A II Guerra Mundial é mais lembrada quanto à sua génese – a vontade da Alemanha de reverter os resultados da I Guerra, que impulsionou Hitler para o poder – e quanto aos seus resultados: a derrota da Alemanha e dos seus aliados Itália, Eslováquia, Hungria e Roménia, bem como a do Japão, que durante a I Guerra estivera do outro lado, mas que desde 1936 aderira a um Pacto dito anti-Komintern. Com a derrota, um conjunto de perdas territoriais, o estabelecimento na própria Alemanha de quatro zonas de ocupação e o estabelecimento de um conjunto de regimes de “democracia popular” na própria Europa. Os resultados não são tão lineares como os do final da guerra anterior porque a derrota dos aliados da Alemanha está entrelaçada com tentativas de inversão de alianças e ocorrência de insurreições populares. Durante alguns anos pensou-se que seria possível que entre a França, o Reino Unido e a União Soviética se estabelecessem acordos de cooperação ou até que o Plano Marshall se aplicasse a toda a Europa.

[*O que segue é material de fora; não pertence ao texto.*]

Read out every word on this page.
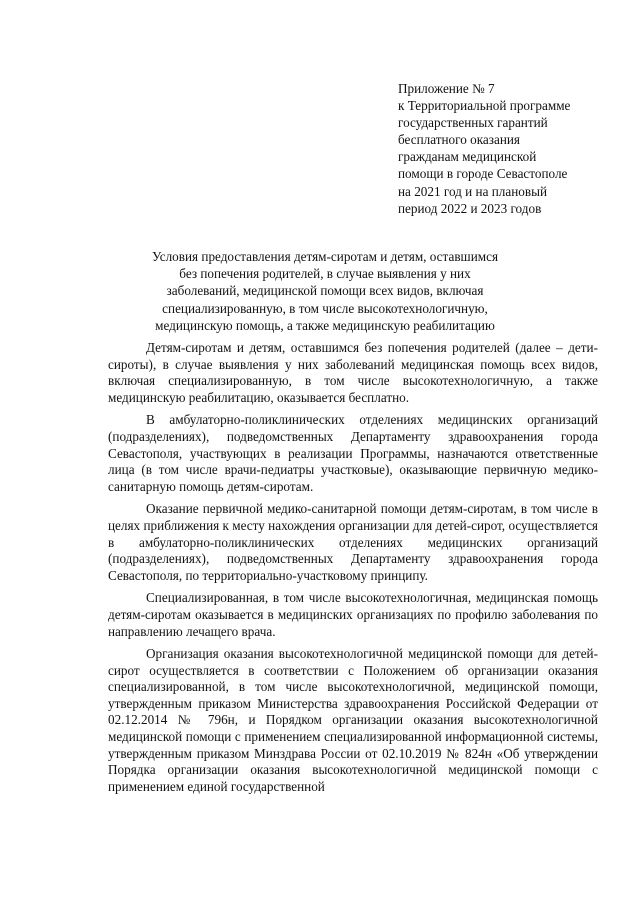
Приложение № 7
к Территориальной программе
государственных гарантий
бесплатного оказания
гражданам медицинской
помощи в городе Севастополе
на 2021 год и на плановый
период 2022 и 2023 годов
Условия предоставления детям-сиротам и детям, оставшимся
без попечения родителей, в случае выявления у них
заболеваний, медицинской помощи всех видов, включая
специализированную, в том числе высокотехнологичную,
медицинскую помощь, а также медицинскую реабилитацию

Детям-сиротам и детям, оставшимся без попечения родителей (далее – дети-сироты), в случае выявления у них заболеваний медицинская помощь всех видов, включая специализированную, в том числе высокотехнологичную, а также медицинскую реабилитацию, оказывается бесплатно.

В амбулаторно-поликлинических отделениях медицинских организаций (подразделениях), подведомственных Департаменту здравоохранения города Севастополя, участвующих в реализации Программы, назначаются ответственные лица (в том числе врачи-педиатры участковые), оказывающие первичную медико-санитарную помощь детям-сиротам.

Оказание первичной медико-санитарной помощи детям-сиротам, в том числе в целях приближения к месту нахождения организации для детей-сирот, осуществляется в амбулаторно-поликлинических отделениях медицинских организаций (подразделениях), подведомственных Департаменту здравоохранения города Севастополя, по территориально-участковому принципу.

Специализированная, в том числе высокотехнологичная, медицинская помощь детям-сиротам оказывается в медицинских организациях по профилю заболевания по направлению лечащего врача.

Организация оказания высокотехнологичной медицинской помощи для детей-сирот осуществляется в соответствии с Положением об организации оказания специализированной, в том числе высокотехнологичной, медицинской помощи, утвержденным приказом Министерства здравоохранения Российской Федерации от 02.12.2014 № 796н, и Порядком организации оказания высокотехнологичной медицинской помощи с применением специализированной информационной системы, утвержденным приказом Минздрава России от 02.10.2019 № 824н «Об утверждении Порядка организации оказания высокотехнологичной медицинской помощи с применением единой государственной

A degradação do relacionamento leva à formação da NATO em 1949. As eleições nas zonas de ocupação da Alemanha levam à formação de dois Estados e, não tendo sido aceite a neutralização da Alemanha, à integração da Alemanha Ocidental na NATO e da Alemanha Oriental no Pacto de Varsóvia, que só então se forma(iv). A neutralidade da Áustria, essa, foi, e continua, garantida por tratado. Quanto à neutralidade da Finlândia, que, depois de um acordo de paz em 1940, se envolveu numa segunda guerra contra a União Soviética, foi durante muito tempo uma questão de bom senso.
Em Portugal registaram-se, após uma adesão à NATO sem prévio convite à participação na discussão dos seus fundamentos, desenvolvimentos curiosos: Marcelo Caetano explica em Minhas Memórias de Salazar ter estudado a experiência de planeamento soviético(v) e é sem dúvida sugestivo que Salazar escolhendo o discurso “O Plano de Fomento, Princípios e Pressupostos”, proferido em 28 de Maio de 1951, como ocasião para discutir toda uma série de preocupações da acção governativa, tenha proferido as seguintes palavras:
A conclusão a que chego é que, não tendo a Rússia conveniência em fazer a guerra e não podendo o Ocidente fazê-la até por imposição moral, a paz, esta pobre paz, continuará nos próximos anos e continuará tão mísera e mesquinha como a temos agora. Ela só se quebrará por um desses acasos trágicos e imprevisíveis, aparentemente ligados a qualquer erro grave de manobra política; mas devemos ter confiança em que a habilidade dos dirigentes fará milagres para o evitar.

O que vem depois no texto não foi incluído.